Laborious process of production
A lot of workers are employed in the production of the giant flagship of Bentley, using polishing compound, sandpaper, sewing needles, wooden rasps and traditional metal files. Without the use of injection-molded plastic and robots, the use of old materials and methods pushes up the cost of this car. As many as 500 man-hours and 8 weeks are needed for the construction of a Bentley Mulsanne. The production process needs a careful use of soft automation and mostly manual labor. Only a small number of Mulsanne Bentleys, just around 1,000, are produced every year by the brand.
Unlike other cars, it is not stamped
The naked shell of the Bentley Mulsanne weighs around 1,300 pounds, and is made out of many aluminum and steel stampings The front fenders made of aluminum are drawn deeply, and stamped with a slow, costly technique known as super-elastic metal forming – where the aluminum sheet is warmed as much as to melt them and press them on the die. Mulsanne has as many as 6 super-elastic stampings.
The 10 seams of the Mulsanne are filled with bronze, progressively finer grit paper such as 600-grit paper is used to sand them by hand. Due to this reason, it needs as many as 500 hours to construct this car as compared to the 200 hours needed for building a Continental GT. As many as 80 – 90 hours are spent by workers on the body of Mulsanne.
Uses expensive leather
Even regular Mulsanne uses costly leather, and computer is used to scan each hide. Every hide is cut in a varied way, so that there is use of only flawless panels – free of any defect - during the stitching. The panels are inserted by hand through the machines. Even a diamond-pleat design is hand-stitched.
There is a character line in the body of Bentley Mulsanne that begins on the front fender with super-elastic stampings, moves across the aluminum door skins that are stamped regularly and finishes on the rear quarter-panel with stamped-steel. Aluminum, due to varied metallurgical properties, cannot be stamped with those sharp creases that can be rendered in steel. The shape of the line changes as it passes across various materials. Workers manually sand the car’s character line to resolve this issue and achieve an even shape. This problem is bypassed by other auto manufacturers by just choosing any shape that will work in the most crease-resistant material.
It is mainly hand-painted
Unlike in assembly plants where cars are produced in large numbers and robot-painted, the Mulsanne is primarily painted by hand.
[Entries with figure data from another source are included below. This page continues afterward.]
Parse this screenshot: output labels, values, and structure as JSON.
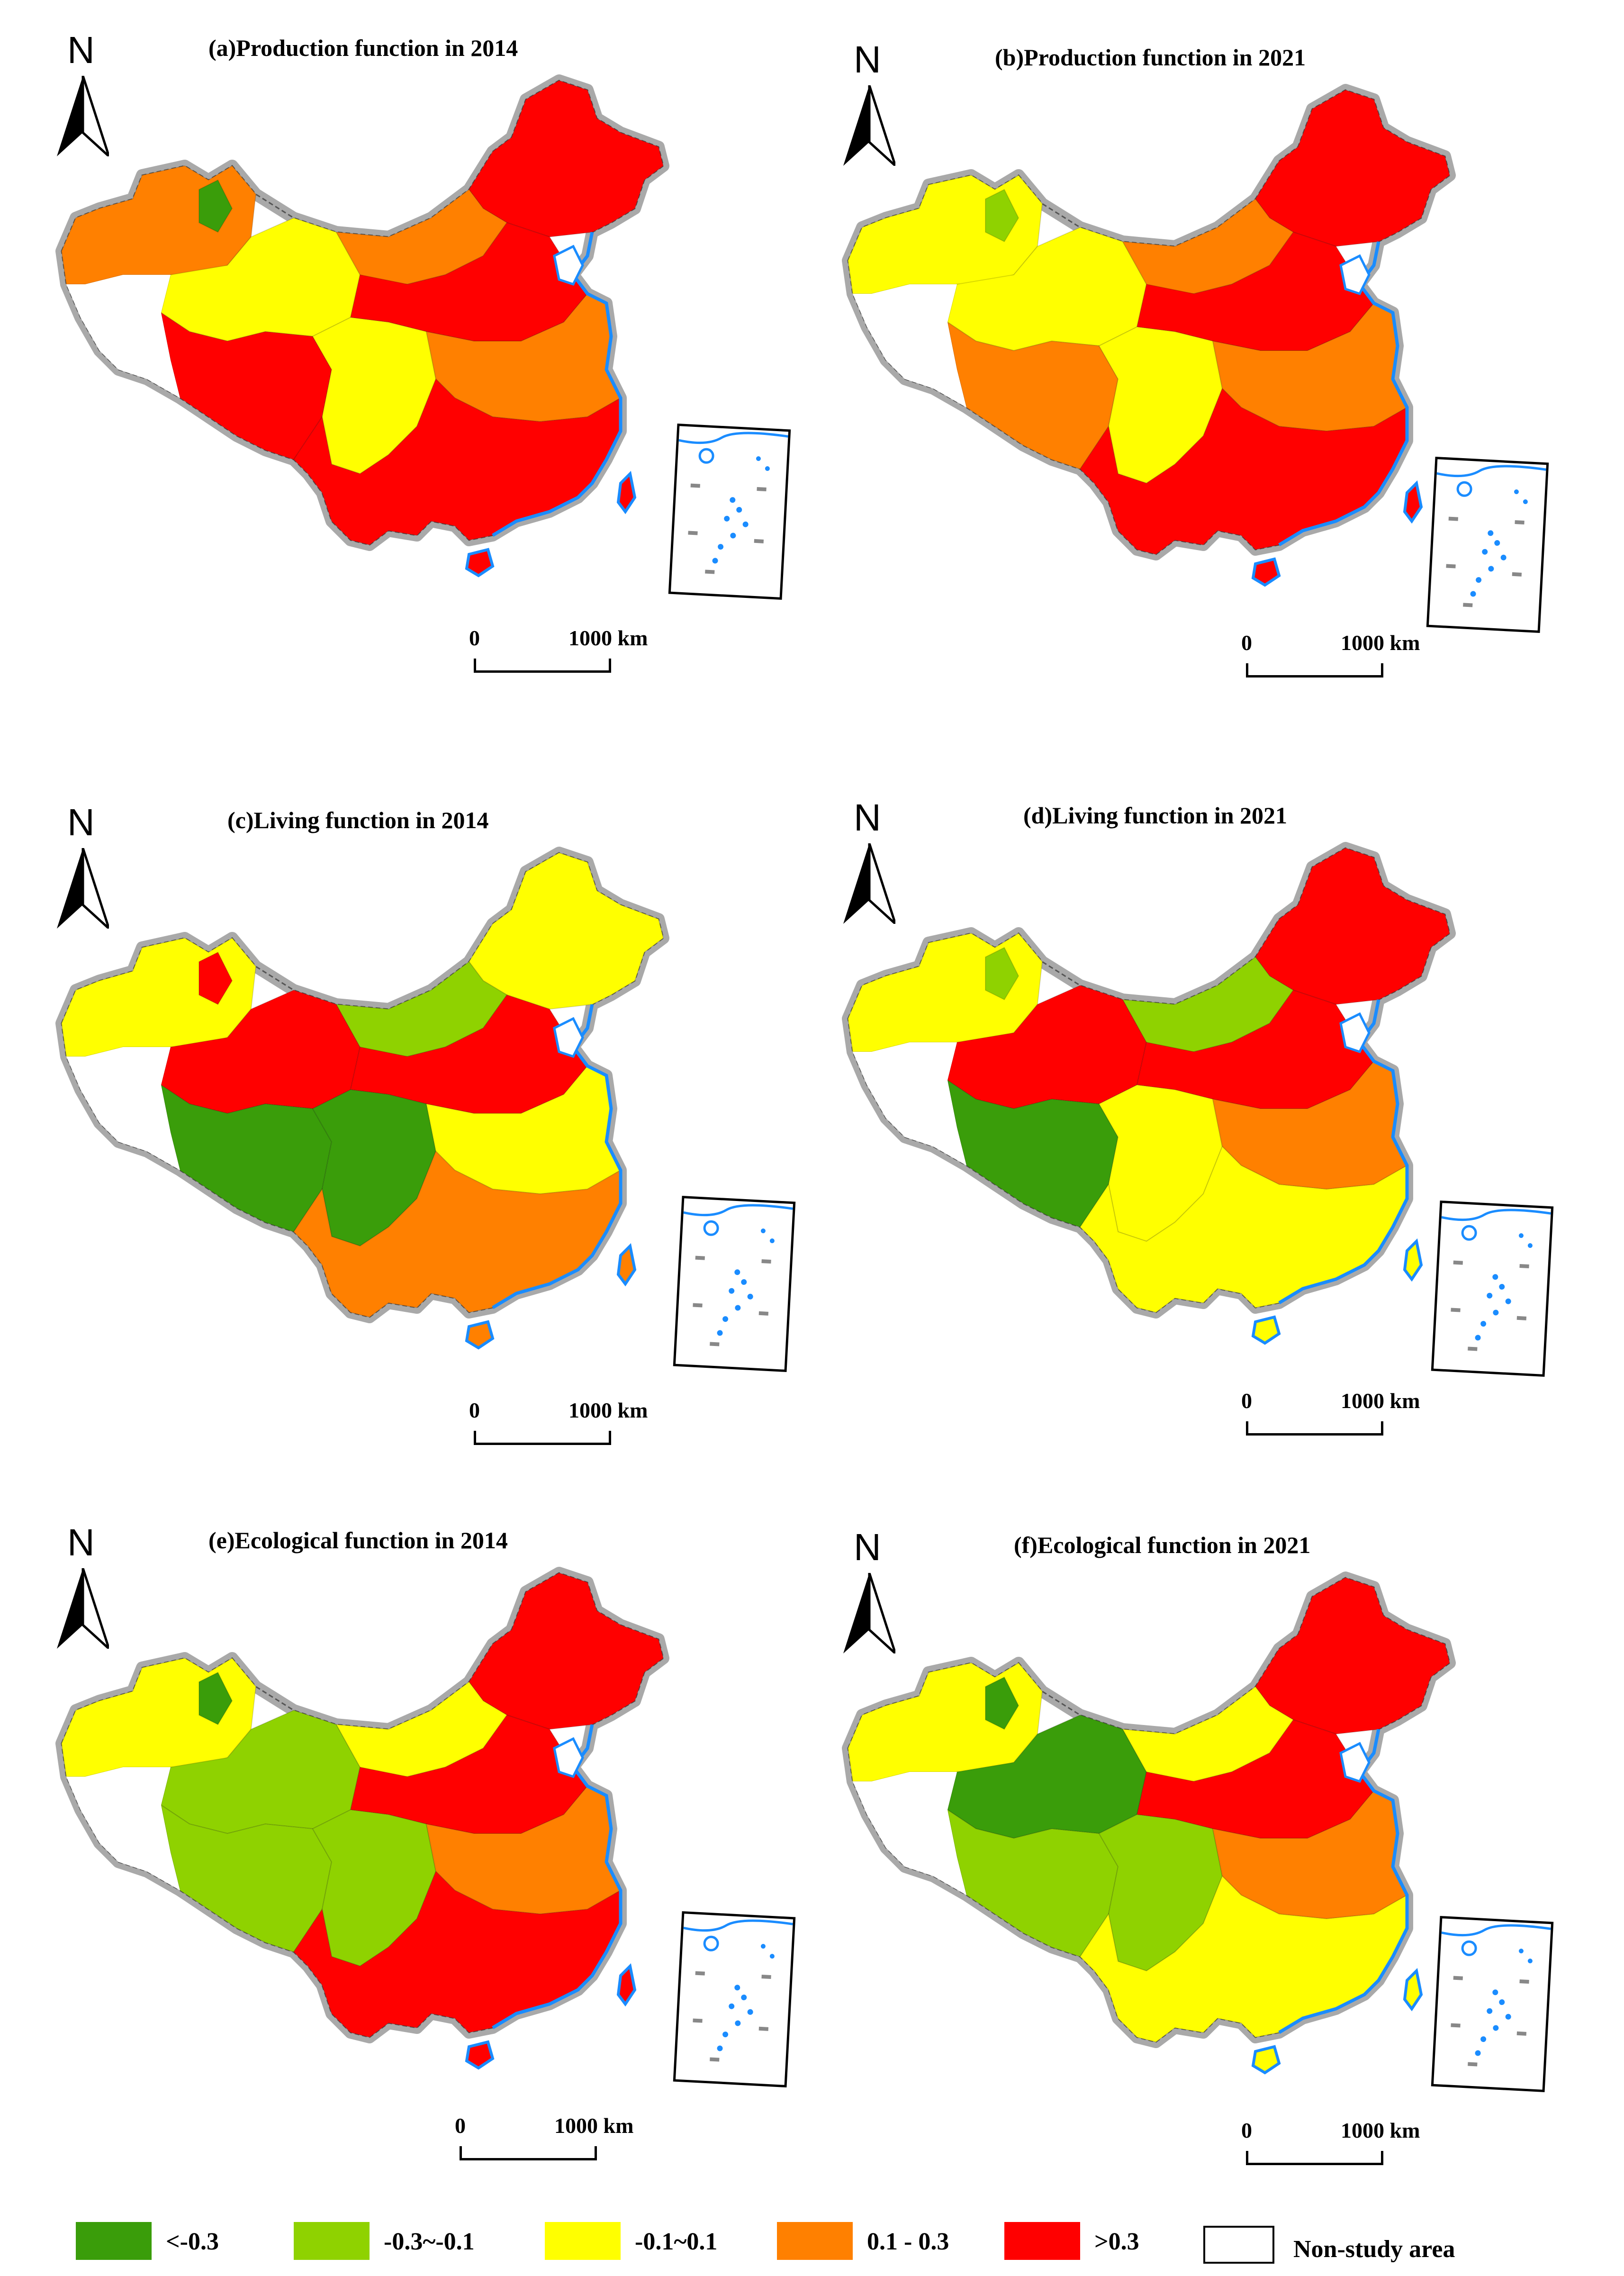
{
  "colors": {
    "lt_neg03": "#3a9d0a",
    "neg03_neg01": "#8fd200",
    "neg01_01": "#ffff00",
    "p01_p03": "#ff8000",
    "gt_03": "#ff0000",
    "border": "#a9a9a9",
    "coast": "#1a8cff"
  },
  "north_label": "N",
  "scale": {
    "zero": "0",
    "max": "1000 km"
  },
  "panels": [
    {
      "title": "(a)Production function in 2014",
      "palette": [
        "#ff8000",
        "#ffff00",
        "#ff0000",
        "#ff0000",
        "#ff8000",
        "#ff0000",
        "#ffff00",
        "#ff8000",
        "#ff0000",
        "#3a9d0a"
      ]
    },
    {
      "title": "(b)Production function in 2021",
      "palette": [
        "#ffff00",
        "#ffff00",
        "#ff0000",
        "#ff8000",
        "#ff8000",
        "#ff0000",
        "#ffff00",
        "#ff8000",
        "#ff0000",
        "#8fd200"
      ]
    },
    {
      "title": "(c)Living function in 2014",
      "palette": [
        "#ffff00",
        "#ff0000",
        "#ffff00",
        "#3a9d0a",
        "#8fd200",
        "#ff0000",
        "#3a9d0a",
        "#ffff00",
        "#ff8000",
        "#ff0000"
      ]
    },
    {
      "title": "(d)Living function in 2021",
      "palette": [
        "#ffff00",
        "#ff0000",
        "#ff0000",
        "#3a9d0a",
        "#8fd200",
        "#ff0000",
        "#ffff00",
        "#ff8000",
        "#ffff00",
        "#8fd200"
      ]
    },
    {
      "title": "(e)Ecological function in 2014",
      "palette": [
        "#ffff00",
        "#8fd200",
        "#ff0000",
        "#8fd200",
        "#ffff00",
        "#ff0000",
        "#8fd200",
        "#ff8000",
        "#ff0000",
        "#3a9d0a"
      ]
    },
    {
      "title": "(f)Ecological function in 2021",
      "palette": [
        "#ffff00",
        "#3a9d0a",
        "#ff0000",
        "#8fd200",
        "#ffff00",
        "#ff0000",
        "#8fd200",
        "#ff8000",
        "#ffff00",
        "#3a9d0a"
      ]
    }
  ],
  "legend": {
    "items": [
      {
        "label": "<-0.3",
        "color": "#3a9d0a"
      },
      {
        "label": "-0.3~-0.1",
        "color": "#8fd200"
      },
      {
        "label": "-0.1~0.1",
        "color": "#ffff00"
      },
      {
        "label": "0.1 - 0.3",
        "color": "#ff8000"
      },
      {
        "label": ">0.3",
        "color": "#ff0000"
      }
    ],
    "non_study_label": "Non-study area"
  }
}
It is mostly hand-painted over a period of 5 days. Once the car is dip-cleaned and a primer is used to electro-coat it, the color coat is sprayed by painters. After an oven curing, all the crease lines of the body are taped and the entire body is sanded. A clear-coat is applied by the robots so as to get an even thickness, and the body is manually set once more. The clear-coat is sanded and polished to get rid of any orange peel. 6000-grit paper is used for the final sanding, which is more or less like using a damp sponge to rub the car. Then the car is evaluated under bright light, and all the small defects (if any) are revealed and individually dealt with.
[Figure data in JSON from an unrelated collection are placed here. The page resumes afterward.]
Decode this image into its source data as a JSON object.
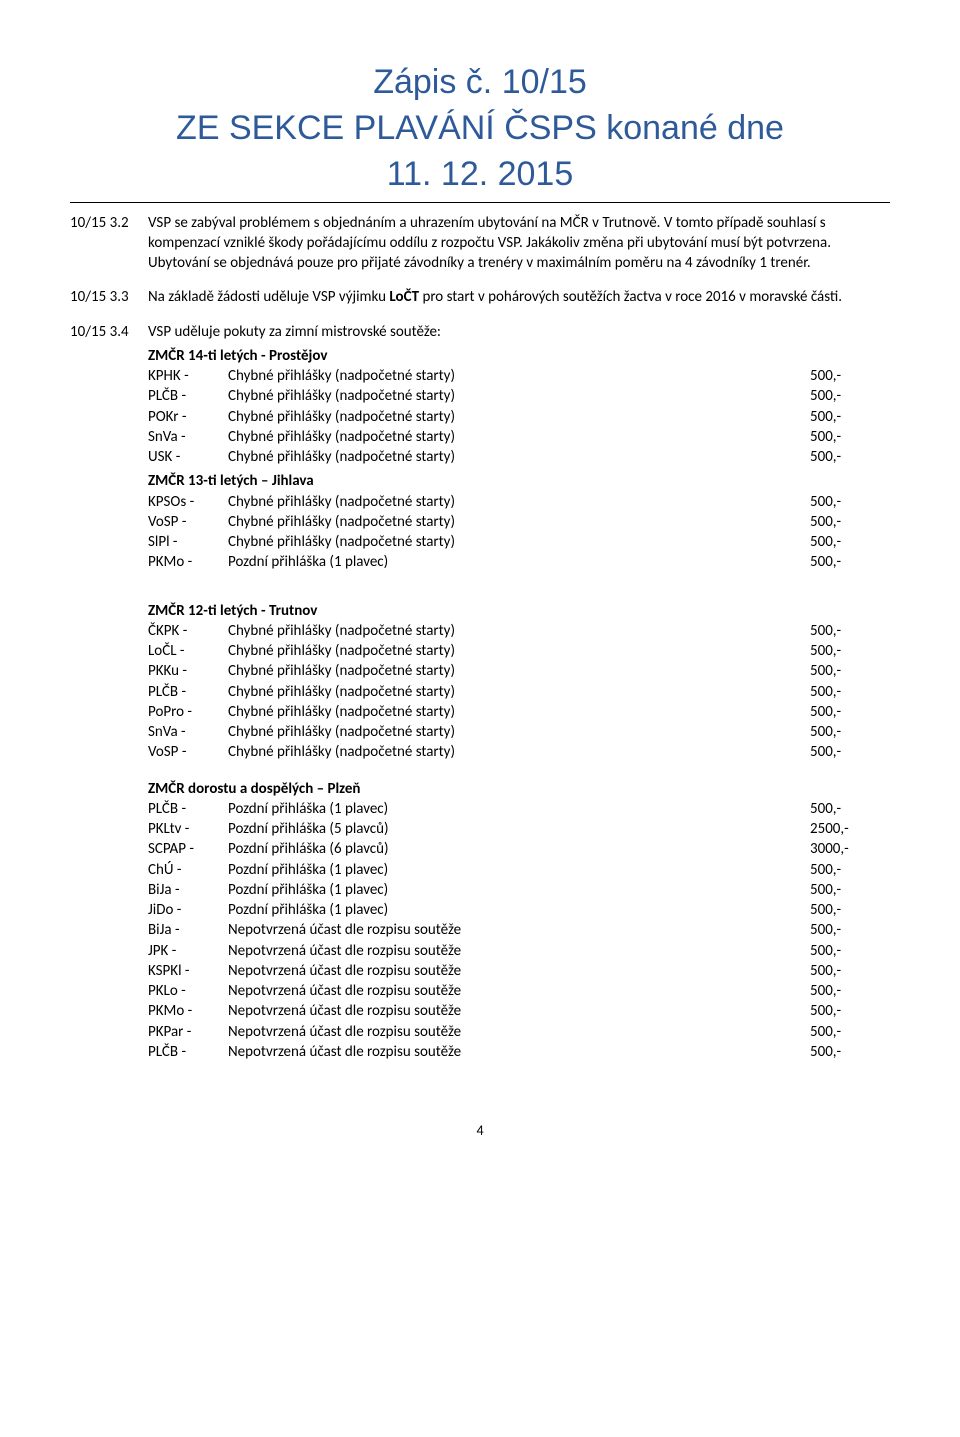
{
  "title": {
    "line1": "Zápis č. 10/15",
    "line2": "ZE SEKCE PLAVÁNÍ ČSPS konané dne",
    "line3": "11. 12. 2015"
  },
  "items": [
    {
      "num": "10/15 3.2",
      "text": "VSP se zabýval problémem s objednáním a uhrazením ubytování na MČR v Trutnově. V tomto případě souhlasí s kompenzací vzniklé škody pořádajícímu oddílu z rozpočtu VSP. Jakákoliv změna při ubytování musí být potvrzena. Ubytování se objednává pouze pro přijaté závodníky a trenéry v maximálním poměru na 4 závodníky 1 trenér."
    },
    {
      "num": "10/15 3.3",
      "text": "Na základě žádosti uděluje VSP výjimku LoČT pro start v pohárových soutěžích žactva v roce 2016 v moravské části.",
      "bold_run": "LoČT"
    },
    {
      "num": "10/15 3.4",
      "text": "VSP uděluje pokuty za zimní mistrovské soutěže:"
    }
  ],
  "groups": [
    {
      "heading": "ZMČR 14-ti letých - Prostějov",
      "indent_with_item": true,
      "rows": [
        {
          "code": "KPHK -",
          "reason": "Chybné přihlášky (nadpočetné starty)",
          "amt": "500,-"
        },
        {
          "code": "PLČB -",
          "reason": "Chybné přihlášky (nadpočetné starty)",
          "amt": "500,-"
        },
        {
          "code": "POKr -",
          "reason": "Chybné přihlášky (nadpočetné starty)",
          "amt": "500,-"
        },
        {
          "code": "SnVa -",
          "reason": "Chybné přihlášky (nadpočetné starty)",
          "amt": "500,-"
        },
        {
          "code": "USK -",
          "reason": "Chybné přihlášky (nadpočetné starty)",
          "amt": "500,-"
        }
      ]
    },
    {
      "heading": "ZMČR 13-ti letých – Jihlava",
      "rows": [
        {
          "code": "KPSOs -",
          "reason": "Chybné přihlášky (nadpočetné starty)",
          "amt": "500,-"
        },
        {
          "code": "VoSP -",
          "reason": "Chybné přihlášky (nadpočetné starty)",
          "amt": "500,-"
        },
        {
          "code": "SlPl -",
          "reason": "Chybné přihlášky (nadpočetné starty)",
          "amt": "500,-"
        },
        {
          "code": "PKMo -",
          "reason": "Pozdní přihláška (1 plavec)",
          "amt": "500,-"
        }
      ]
    },
    {
      "heading": "ZMČR 12-ti letých - Trutnov",
      "gap_before": true,
      "rows": [
        {
          "code": "ČKPK -",
          "reason": "Chybné přihlášky (nadpočetné starty)",
          "amt": "500,-"
        },
        {
          "code": "LoČL -",
          "reason": "Chybné přihlášky (nadpočetné starty)",
          "amt": "500,-"
        },
        {
          "code": "PKKu -",
          "reason": "Chybné přihlášky (nadpočetné starty)",
          "amt": "500,-"
        },
        {
          "code": "PLČB -",
          "reason": "Chybné přihlášky (nadpočetné starty)",
          "amt": "500,-"
        },
        {
          "code": "PoPro -",
          "reason": "Chybné přihlášky (nadpočetné starty)",
          "amt": "500,-"
        },
        {
          "code": "SnVa -",
          "reason": "Chybné přihlášky (nadpočetné starty)",
          "amt": "500,-"
        },
        {
          "code": "VoSP -",
          "reason": "Chybné přihlášky (nadpočetné starty)",
          "amt": "500,-"
        }
      ]
    },
    {
      "heading": "ZMČR dorostu a dospělých – Plzeň",
      "rows": [
        {
          "code": "PLČB -",
          "reason": "Pozdní přihláška (1 plavec)",
          "amt": "500,-"
        },
        {
          "code": "PKLtv -",
          "reason": "Pozdní přihláška (5 plavců)",
          "amt": "2500,-"
        },
        {
          "code": "SCPAP -",
          "reason": "Pozdní přihláška (6 plavců)",
          "amt": "3000,-"
        },
        {
          "code": "ChÚ -",
          "reason": "Pozdní přihláška (1 plavec)",
          "amt": "500,-"
        },
        {
          "code": "BiJa -",
          "reason": "Pozdní přihláška (1 plavec)",
          "amt": "500,-"
        },
        {
          "code": "JiDo -",
          "reason": "Pozdní přihláška (1 plavec)",
          "amt": "500,-"
        },
        {
          "code": "BiJa -",
          "reason": "Nepotvrzená účast dle rozpisu soutěže",
          "amt": "500,-"
        },
        {
          "code": "JPK -",
          "reason": "Nepotvrzená účast dle rozpisu soutěže",
          "amt": "500,-"
        },
        {
          "code": "KSPKl -",
          "reason": "Nepotvrzená účast dle rozpisu soutěže",
          "amt": "500,-"
        },
        {
          "code": "PKLo -",
          "reason": "Nepotvrzená účast dle rozpisu soutěže",
          "amt": "500,-"
        },
        {
          "code": "PKMo -",
          "reason": "Nepotvrzená účast dle rozpisu soutěže",
          "amt": "500,-"
        },
        {
          "code": "PKPar -",
          "reason": "Nepotvrzená účast dle rozpisu soutěže",
          "amt": "500,-"
        },
        {
          "code": "PLČB -",
          "reason": "Nepotvrzená účast dle rozpisu soutěže",
          "amt": "500,-"
        }
      ]
    }
  ],
  "page_number": "4",
  "style": {
    "title_color": "#2e5a9a",
    "title_fontsize": 34,
    "body_fontsize": 15,
    "text_color": "#000000",
    "background_color": "#ffffff",
    "rule_color": "#000000",
    "col_widths": {
      "num": 78,
      "code": 80,
      "amt": 80
    }
  }
}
Has a singular 6.75 L engine
The Mulsanne is powered by a low-volume engine, unlike a Volkswagen Group V-8 or W-12, and it is more expensive to make. The 6.75L V-8 engines are turbocharged and constructed in very small numbers every day, with every unit being assembled by just one builder.
Has more wood
The Mulsanne has solid walnut door waist-rails. There is use of wood, which is a hallmark of Bentley, and wood is cut, formed and finished with laser cutters, milling equipments that are regulated by computer, and robotic sprayers. The final finish, however, is ultimately done by workers with the help of big polishing and sanding belts.
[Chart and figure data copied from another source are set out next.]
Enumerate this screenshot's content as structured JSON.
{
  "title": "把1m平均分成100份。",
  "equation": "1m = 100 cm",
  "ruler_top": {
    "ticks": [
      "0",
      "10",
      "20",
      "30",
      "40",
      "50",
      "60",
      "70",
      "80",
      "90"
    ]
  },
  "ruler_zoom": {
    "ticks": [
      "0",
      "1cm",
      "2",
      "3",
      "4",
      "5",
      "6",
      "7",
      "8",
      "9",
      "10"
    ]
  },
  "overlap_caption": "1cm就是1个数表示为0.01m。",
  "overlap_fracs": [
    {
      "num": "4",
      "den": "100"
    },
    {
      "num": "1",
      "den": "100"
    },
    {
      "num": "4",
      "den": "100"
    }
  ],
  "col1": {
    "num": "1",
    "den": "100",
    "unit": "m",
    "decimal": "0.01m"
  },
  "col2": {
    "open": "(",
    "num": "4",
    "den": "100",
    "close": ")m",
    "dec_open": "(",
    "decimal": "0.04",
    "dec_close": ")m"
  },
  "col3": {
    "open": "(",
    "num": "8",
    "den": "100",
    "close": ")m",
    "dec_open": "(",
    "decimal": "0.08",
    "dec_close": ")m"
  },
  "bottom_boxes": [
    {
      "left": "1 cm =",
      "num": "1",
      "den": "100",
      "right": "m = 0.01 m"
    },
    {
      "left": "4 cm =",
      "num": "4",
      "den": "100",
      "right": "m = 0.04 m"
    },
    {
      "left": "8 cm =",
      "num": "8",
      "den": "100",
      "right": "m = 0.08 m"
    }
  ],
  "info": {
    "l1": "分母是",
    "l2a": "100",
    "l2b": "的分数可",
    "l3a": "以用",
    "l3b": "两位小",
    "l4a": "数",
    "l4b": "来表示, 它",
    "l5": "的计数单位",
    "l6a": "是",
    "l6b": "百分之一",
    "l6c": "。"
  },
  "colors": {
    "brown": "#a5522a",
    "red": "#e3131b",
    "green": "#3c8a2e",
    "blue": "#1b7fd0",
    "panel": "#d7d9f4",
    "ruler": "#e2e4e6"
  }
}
Unlimited number of options
There are many options as far as the Mulsanne is concerned, and there are almost no “standard” Mulsanne versions. About each option that exists in the market is luxurious, such as the Mulsanne 95th Anniversary Edition that is of cream color, and has red-accented leather with a unique blonde walnut trim. There is the Mulsanne Majestic which is black/burgundy in hue and has badges and an extra wood trim. The interior is exotic red. The details make the Bentley Mulsanne worth the expense.